Before committing to an advisor, it’s a good idea to ask a few key questions. Here are some questions to help you make an informed decision:
What services do you provide? Some advisors focus only on investments, while others provide full financial planning. If you’re retiring soon, look for someone who can help with income planning, tax strategies, government benefits, and spending decisions.
What are your qualifications? Ask about their education, the financial planning designations they've earned, and how long they’ve worked in financial planning.
How do you get paid? Advisors are paid in different ways. Some charge flat or hourly fees, while others are paid through commissions on the products they recommend. Understanding how they earn money can help you see whether their advice is likely to be unbiased.
What are my all-in costs? Get a full picture of what you’ll pay, including planning fees, investment management fees, and product costs, if any.
What is your process? A clear process can help you know what to expect. Will there be one meeting or several? Will you get a written plan? How often do they check in or adjust the plan once it’s in place?
Are you a fiduciary? A fiduciary is required to put your interests first. Not all advisors in Canada follow this standard, so it’s worth asking. It can give you more confidence that the advice you’re getting is focused on your goals.
It’s crucial to understand how your financial advisor gets paid. As a kid, my family almost lost our house after the dot-com market crash in 2000. An advisor had recommended borrowing money to invest, which caused major problems when stock prices fell.
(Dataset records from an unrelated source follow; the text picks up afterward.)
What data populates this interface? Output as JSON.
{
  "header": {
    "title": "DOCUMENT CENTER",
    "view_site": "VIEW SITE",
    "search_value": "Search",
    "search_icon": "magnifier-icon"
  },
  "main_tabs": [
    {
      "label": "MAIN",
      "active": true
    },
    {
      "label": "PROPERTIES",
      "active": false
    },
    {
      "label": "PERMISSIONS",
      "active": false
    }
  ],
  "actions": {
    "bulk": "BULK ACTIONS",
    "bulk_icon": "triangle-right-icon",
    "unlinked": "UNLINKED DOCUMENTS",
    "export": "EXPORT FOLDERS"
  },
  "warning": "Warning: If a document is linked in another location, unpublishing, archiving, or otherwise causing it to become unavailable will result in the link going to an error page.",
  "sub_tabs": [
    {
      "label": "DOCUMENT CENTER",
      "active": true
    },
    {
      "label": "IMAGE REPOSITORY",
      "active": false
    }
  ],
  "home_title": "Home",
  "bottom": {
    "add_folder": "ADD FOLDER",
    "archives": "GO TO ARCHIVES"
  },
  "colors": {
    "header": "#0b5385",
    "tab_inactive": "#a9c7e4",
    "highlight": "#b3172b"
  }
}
The strategy earned the advisor a commission, but it exposed us to major risk. This experience made it clear to me how important transparency about compensation is.
Conclusion
Retirement comes with a long list of financial decisions. These choices can affect how much income you have, how much tax you pay, and how long your savings will last.
A retirement-focused financial planner can help you understand your options, avoid common risks, and build a plan that supports your lifestyle. Whether you are planning to retire in a few years or are already retired, the right advice can make a meaningful difference.
If you're feeling uncertain, it may be time to speak with someone who understands this stage and can help you move forward with more confidence.